Anvisa ordina la sospensione della vendita di piastre per capelli online dopo che il prodotto presenta frodi nella registrazione sanitaria
L’Agenzia nazionale di sorveglianza sanitaria (Anvisa) ha interrotto la vendita di un prodotto di bellezza distribuito dalla società Progressiva Orgânica. Il cosmetico, una piastra per capelli, era disponibile sul mercato senza la dovuta autorizzazione normativa e sulla confezione riportava persino le informazioni di registrazione di un’altra azienda.
L’articolo specifico è “Bottox Amazon Therapy Natuvegan”, ampiamente pubblicizzato e venduto da Progressiva Orgânica su Internet, con la promessa di un effetto levigante. Tuttavia, i dati riportati sull’etichetta appartenevano a Maria das Graças Oliveira da Silva ME, che quando consultata dall’agenzia di regolamentazione ha negato qualsiasi coinvolgimento con la fabbricazione del prodotto.
Date le irregolarità riscontrate, Anvisa ha imposto il divieto totale del prodotto, compresa la vendita, la distribuzione, la produzione, la pubblicità e l’uso.
Conosciuto informalmente come botox per capelli, il prodotto, nonostante si promuova come un’alternativa naturale, funziona come una piastra. Per la sicurezza del consumatore, Anvisa offre una funzione di ricerca sul proprio portale ufficiale che permette di verificare la validità della registrazione di qualsiasi cosmetico prima dell’acquisto, uno strumento essenziale per evitare prodotti irregolari.
Comprendere come funzionava lo schema di frode nella registrazione
In Brasile, tutti i cosmetici richiedono la registrazione o la notifica ad Anvisa prima di essere rilasciati al pubblico. Questo requisito è essenziale per garantire che la formulazione sia stata sottoposta a rigorose valutazioni e che il produttore possa essere individuato in ogni situazione di possibile problema.

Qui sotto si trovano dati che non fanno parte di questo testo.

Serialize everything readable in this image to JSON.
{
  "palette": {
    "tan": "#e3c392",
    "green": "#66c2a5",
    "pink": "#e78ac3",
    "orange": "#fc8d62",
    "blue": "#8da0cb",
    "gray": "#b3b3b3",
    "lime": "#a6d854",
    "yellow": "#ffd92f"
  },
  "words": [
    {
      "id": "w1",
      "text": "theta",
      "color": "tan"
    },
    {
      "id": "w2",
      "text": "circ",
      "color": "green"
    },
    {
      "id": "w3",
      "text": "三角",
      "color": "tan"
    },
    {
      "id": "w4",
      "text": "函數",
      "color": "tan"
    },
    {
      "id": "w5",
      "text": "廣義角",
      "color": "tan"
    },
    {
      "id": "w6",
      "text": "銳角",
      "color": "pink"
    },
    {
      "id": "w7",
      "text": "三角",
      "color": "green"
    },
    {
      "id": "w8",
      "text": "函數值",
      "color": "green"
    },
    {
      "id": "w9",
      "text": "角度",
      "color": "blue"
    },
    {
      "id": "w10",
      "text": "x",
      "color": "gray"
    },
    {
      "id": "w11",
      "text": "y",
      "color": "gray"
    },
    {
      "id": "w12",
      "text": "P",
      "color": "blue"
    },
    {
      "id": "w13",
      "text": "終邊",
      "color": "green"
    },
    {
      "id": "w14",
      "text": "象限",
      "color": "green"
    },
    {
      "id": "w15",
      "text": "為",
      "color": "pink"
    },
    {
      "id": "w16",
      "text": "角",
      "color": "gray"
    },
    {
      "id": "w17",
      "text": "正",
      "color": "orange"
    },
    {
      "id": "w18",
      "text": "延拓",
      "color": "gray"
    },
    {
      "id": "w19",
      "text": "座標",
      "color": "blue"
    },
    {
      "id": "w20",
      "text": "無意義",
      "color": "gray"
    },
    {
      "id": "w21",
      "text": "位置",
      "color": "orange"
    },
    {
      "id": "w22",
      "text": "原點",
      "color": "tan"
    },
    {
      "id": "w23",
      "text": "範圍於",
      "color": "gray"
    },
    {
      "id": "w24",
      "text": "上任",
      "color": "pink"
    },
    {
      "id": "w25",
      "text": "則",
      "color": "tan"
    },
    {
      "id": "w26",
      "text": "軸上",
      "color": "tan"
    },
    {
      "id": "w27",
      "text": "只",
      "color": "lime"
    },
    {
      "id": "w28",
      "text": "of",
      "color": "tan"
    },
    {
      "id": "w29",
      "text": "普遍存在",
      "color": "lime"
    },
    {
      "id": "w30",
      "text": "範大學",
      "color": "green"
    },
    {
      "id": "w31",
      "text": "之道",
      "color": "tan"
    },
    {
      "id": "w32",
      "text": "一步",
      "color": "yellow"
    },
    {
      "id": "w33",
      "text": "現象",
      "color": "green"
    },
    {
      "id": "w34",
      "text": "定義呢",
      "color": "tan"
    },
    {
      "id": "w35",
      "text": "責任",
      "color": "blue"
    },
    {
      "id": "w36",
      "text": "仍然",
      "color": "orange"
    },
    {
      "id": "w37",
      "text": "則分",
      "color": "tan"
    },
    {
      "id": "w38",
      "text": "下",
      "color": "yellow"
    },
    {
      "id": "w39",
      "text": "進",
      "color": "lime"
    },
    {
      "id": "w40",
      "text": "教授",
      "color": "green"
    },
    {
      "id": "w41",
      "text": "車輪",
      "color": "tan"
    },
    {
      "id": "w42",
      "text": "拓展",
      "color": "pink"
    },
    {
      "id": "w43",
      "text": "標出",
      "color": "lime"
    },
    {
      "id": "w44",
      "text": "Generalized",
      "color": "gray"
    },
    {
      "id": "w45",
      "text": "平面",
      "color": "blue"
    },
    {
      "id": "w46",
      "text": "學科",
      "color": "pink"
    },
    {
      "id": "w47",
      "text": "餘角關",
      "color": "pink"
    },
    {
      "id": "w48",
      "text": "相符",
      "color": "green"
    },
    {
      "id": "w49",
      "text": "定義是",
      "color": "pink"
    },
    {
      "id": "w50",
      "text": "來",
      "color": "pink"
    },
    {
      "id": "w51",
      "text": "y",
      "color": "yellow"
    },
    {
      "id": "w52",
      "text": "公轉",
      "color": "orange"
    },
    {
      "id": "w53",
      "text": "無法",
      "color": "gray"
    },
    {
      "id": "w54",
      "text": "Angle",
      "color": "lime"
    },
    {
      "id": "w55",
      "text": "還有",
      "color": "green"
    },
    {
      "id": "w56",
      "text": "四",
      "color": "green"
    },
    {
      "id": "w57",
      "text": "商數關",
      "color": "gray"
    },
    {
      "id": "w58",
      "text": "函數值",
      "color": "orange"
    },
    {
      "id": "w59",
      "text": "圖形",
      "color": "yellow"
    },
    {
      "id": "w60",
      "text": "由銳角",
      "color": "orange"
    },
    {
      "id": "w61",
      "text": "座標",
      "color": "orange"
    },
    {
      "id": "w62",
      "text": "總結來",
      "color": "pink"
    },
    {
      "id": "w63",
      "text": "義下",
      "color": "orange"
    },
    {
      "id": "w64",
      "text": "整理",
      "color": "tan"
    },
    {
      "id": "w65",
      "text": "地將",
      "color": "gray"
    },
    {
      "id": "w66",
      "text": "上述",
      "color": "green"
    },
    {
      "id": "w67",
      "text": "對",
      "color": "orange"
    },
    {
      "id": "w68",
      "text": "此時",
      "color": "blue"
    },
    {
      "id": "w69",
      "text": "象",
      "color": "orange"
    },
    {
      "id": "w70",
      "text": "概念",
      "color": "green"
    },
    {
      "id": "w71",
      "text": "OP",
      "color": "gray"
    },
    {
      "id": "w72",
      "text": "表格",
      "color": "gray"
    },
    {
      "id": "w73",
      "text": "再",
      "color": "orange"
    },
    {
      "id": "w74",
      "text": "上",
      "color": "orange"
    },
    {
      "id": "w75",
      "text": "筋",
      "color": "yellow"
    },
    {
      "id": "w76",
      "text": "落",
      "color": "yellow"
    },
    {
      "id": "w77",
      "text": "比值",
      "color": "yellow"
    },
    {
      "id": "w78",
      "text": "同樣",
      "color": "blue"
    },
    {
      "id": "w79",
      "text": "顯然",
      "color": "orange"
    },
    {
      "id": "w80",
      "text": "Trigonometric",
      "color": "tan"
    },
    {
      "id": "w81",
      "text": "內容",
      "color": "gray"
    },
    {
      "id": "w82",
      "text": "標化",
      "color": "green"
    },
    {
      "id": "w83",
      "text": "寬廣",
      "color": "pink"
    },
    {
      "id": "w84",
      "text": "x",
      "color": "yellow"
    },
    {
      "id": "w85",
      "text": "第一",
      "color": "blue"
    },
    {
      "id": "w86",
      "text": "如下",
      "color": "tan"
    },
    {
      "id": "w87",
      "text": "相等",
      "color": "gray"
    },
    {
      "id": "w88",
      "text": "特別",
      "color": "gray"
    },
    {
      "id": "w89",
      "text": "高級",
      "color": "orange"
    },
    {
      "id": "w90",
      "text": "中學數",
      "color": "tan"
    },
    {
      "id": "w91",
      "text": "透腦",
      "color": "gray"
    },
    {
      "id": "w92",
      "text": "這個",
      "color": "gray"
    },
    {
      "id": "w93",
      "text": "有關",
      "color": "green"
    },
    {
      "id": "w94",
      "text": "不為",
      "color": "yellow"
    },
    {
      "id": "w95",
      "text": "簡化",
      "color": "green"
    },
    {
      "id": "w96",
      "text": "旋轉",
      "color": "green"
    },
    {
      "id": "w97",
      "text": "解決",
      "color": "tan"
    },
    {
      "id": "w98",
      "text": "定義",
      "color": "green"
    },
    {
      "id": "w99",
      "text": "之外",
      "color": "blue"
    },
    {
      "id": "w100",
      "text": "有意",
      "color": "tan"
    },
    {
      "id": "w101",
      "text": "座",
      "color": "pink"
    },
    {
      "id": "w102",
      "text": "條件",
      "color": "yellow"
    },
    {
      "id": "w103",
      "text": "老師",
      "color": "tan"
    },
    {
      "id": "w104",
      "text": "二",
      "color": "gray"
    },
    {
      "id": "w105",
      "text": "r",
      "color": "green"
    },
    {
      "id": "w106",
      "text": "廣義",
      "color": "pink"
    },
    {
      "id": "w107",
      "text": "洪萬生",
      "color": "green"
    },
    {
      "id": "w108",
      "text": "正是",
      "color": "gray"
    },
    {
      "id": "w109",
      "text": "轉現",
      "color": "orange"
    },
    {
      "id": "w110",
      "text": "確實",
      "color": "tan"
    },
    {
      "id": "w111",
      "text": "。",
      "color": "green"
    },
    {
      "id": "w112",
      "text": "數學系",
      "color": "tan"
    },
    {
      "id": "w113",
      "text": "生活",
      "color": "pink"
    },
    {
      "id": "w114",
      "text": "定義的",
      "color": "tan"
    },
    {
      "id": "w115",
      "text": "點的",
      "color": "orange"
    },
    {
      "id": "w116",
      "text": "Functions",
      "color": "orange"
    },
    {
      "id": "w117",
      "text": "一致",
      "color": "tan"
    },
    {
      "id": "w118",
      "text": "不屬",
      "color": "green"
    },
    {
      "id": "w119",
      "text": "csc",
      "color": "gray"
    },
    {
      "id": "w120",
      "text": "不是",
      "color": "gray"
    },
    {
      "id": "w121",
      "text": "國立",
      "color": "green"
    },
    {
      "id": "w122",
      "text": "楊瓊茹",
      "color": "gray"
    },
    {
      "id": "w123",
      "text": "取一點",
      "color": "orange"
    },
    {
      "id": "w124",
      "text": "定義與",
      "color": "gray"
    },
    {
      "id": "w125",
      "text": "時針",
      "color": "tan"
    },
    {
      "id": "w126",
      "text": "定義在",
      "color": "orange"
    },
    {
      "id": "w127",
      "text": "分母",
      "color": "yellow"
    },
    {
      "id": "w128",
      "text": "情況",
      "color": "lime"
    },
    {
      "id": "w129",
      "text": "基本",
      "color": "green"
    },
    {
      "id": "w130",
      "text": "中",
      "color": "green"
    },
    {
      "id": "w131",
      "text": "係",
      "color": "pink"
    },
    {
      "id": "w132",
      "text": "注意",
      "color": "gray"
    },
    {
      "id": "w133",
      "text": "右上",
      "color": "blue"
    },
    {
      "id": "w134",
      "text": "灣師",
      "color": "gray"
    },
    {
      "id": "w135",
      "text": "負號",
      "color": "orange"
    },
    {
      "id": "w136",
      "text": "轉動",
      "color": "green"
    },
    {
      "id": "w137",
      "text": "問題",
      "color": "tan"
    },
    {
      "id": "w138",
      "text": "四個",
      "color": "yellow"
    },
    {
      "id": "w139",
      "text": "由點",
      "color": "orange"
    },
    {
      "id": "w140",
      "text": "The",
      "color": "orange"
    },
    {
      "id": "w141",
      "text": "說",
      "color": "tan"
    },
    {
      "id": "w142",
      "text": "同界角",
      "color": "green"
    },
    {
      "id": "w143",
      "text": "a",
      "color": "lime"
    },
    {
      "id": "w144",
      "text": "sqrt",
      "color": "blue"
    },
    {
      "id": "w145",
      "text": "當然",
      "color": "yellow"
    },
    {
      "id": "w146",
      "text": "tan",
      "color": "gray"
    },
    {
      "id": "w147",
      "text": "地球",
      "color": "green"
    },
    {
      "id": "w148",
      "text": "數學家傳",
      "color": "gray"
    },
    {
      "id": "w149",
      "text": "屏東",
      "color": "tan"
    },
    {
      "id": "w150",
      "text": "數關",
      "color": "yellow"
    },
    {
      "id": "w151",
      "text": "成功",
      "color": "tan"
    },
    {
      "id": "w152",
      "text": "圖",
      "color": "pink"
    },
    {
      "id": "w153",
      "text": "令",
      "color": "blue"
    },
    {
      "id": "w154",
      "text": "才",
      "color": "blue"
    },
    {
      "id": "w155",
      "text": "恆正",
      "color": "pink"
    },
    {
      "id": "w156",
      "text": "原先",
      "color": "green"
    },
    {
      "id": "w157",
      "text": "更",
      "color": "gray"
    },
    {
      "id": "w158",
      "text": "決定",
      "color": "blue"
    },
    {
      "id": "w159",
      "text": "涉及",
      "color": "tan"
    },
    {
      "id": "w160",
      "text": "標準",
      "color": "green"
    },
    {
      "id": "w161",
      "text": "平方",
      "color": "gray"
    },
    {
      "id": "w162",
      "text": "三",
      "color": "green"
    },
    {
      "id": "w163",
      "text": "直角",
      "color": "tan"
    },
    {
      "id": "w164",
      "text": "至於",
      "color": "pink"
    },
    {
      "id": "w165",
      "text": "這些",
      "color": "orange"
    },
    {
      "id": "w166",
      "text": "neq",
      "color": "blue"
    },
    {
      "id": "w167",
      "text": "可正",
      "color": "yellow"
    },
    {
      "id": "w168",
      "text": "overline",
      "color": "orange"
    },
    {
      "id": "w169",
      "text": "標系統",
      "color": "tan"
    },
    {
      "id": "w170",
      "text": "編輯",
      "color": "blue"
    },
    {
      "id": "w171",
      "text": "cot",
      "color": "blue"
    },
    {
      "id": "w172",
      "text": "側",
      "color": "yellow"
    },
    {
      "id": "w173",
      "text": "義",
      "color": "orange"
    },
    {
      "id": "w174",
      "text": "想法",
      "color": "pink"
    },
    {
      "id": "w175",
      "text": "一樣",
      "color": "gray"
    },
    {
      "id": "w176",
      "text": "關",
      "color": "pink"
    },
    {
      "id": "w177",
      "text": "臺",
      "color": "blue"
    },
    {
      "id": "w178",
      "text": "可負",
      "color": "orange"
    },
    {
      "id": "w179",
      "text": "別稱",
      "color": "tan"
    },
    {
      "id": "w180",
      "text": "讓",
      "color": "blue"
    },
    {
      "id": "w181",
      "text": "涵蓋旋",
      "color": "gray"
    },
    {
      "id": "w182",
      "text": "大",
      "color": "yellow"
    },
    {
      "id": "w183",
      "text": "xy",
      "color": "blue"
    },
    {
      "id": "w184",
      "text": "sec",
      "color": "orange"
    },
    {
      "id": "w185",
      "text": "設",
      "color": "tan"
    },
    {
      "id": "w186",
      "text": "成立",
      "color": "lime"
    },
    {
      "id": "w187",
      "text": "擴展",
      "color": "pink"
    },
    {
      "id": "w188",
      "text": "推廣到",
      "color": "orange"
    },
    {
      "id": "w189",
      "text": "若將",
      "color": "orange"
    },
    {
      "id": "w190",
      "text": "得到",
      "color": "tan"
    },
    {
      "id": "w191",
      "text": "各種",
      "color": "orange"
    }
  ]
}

In questo episodio l’agenzia federale ha individuato una manovra per aggirare il sistema di ispezione. La piastra era distribuita da un’azienda senza la dovuta regolamentazione, ma riportava sull’etichetta il numero di registrazione di un’azienda terza. Questa pratica creava una facciata di legalità, ingannando l’acquirente sulla reale situazione del prodotto sul mercato. L’uso fraudolento dei dati di un’altra azienda impedisce il tracciamento del produttore effettivo in caso di reazioni avverse o problemi di salute, rendendo difficile per i consumatori ritenersi responsabili e chiedere risarcimento.
Questo tipo di frode rappresenta un rischio considerevole per gli utenti, poiché la confezione non offre al consumatore un supporto per identificare che il prodotto non ha superato i controlli e le valutazioni di sicurezza obbligatori.